EU has been underspending on defense

On the radar

  • Romanian central bank kept policy rate stable at 6.50%.

  • Fitch affirmed Czechia’s rating at AA- with stable outlook.

  • In Slovakia, inflation rate for January will be released at 9 AM CET.

  • At 10.30 AM CET Slovenia will publish real wage growth for December.

Economic developments

Last Friday, during the Munich Security Conference, Ursula von der Leyen pledged to propose activating the escape clause for defense investments. This approach would allow member states to substantially increase their defense expenditure without the fear of cutting other expenses. The escape clause allows for a temporary deviation from the budgetary requirements for all Member States in a situation of a generalized crisis.
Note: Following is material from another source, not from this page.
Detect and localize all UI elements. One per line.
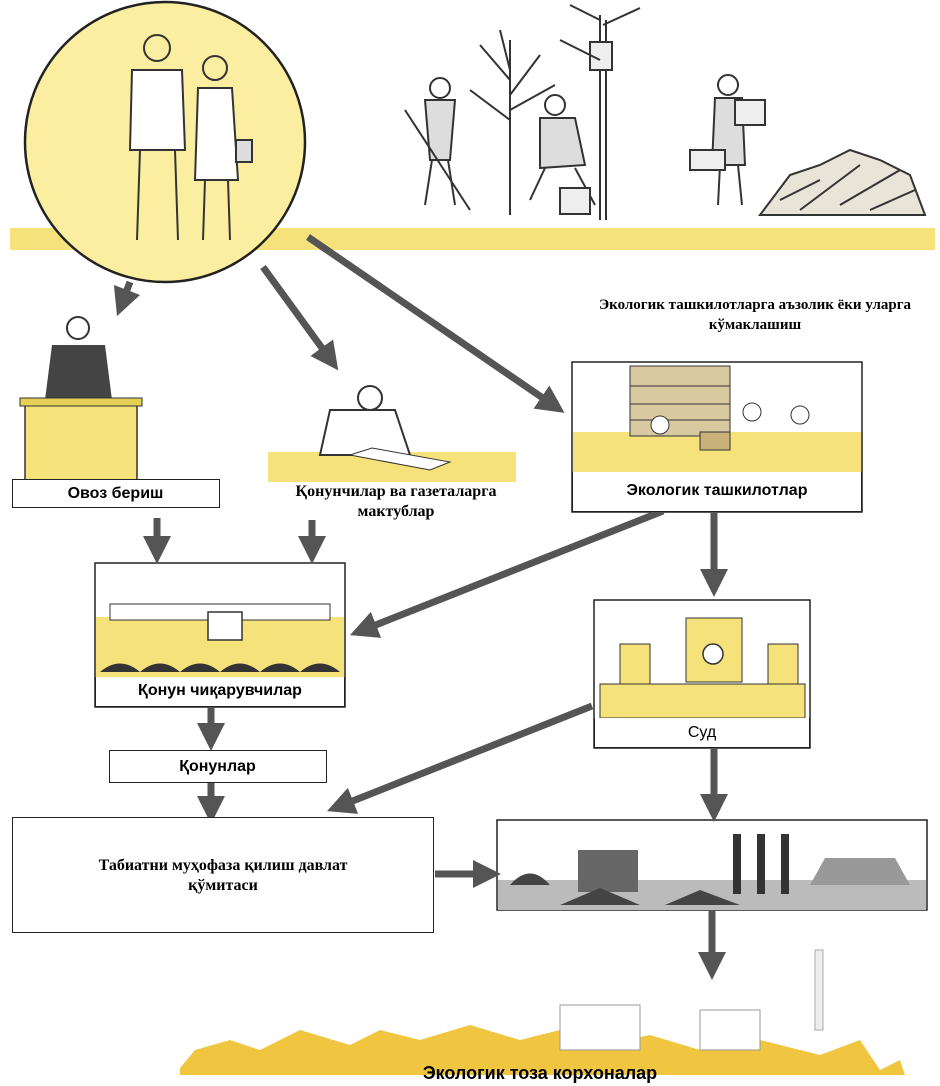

On Friday, von der Leyen said Europe was “now in another period of crisis which warrants a similar approach,” referring to the war in Ukraine and recent developments. When looking at the cumulative gap in military spending from 2014-2024 against the 2 percent benchmark, Europe, in general, was not spending enough on defense. Within that period, only Poland, Greece, and Estonia consistently met the benchmark. Compensation for that gap would cost about EUR 945 million in 2025 prices, with about 30% attributed to Germany. Approximately 10 EU members would need to increase their military spending by at least 2 percentage points above the 2% of GDP benchmark for the next 3 years to compensate for underspending in the previous decade. Alternatively, they could increase spending by at least 1.3 percentage points above the benchmark for a period of 5 years.

Market movements

Romania's central bank kept the key policy rate at 6.50% unchanged. We expect Romania to resume cutting rates in August and deliver three key rate cuts of 25 basis points each, bringing the key rate to 5.75% by the end of 2025, with the risk for fewer cuts subject to fiscal and political developments. The next policy meeting is scheduled for April 7, 2025. Further revisions to the new inflation outlook will be made higher in the short run given recent inflation developments. The new figures, along with the quarterly Inflation Report, will be published today. Fitch affirmed Czechia’s rating at AA- with a stable outlook. The minutes from the central bank meeting show that many central bankers are concerned about inflation risks that will require a cautious approach to further monetary easing. The Czech central bank lowered the key policy rate in February to 3.75%. The CEE currencies strengthened last week against the euro, while there was minimal movement in yields on CEE bond markets except in Hungary, where the curve shifted up.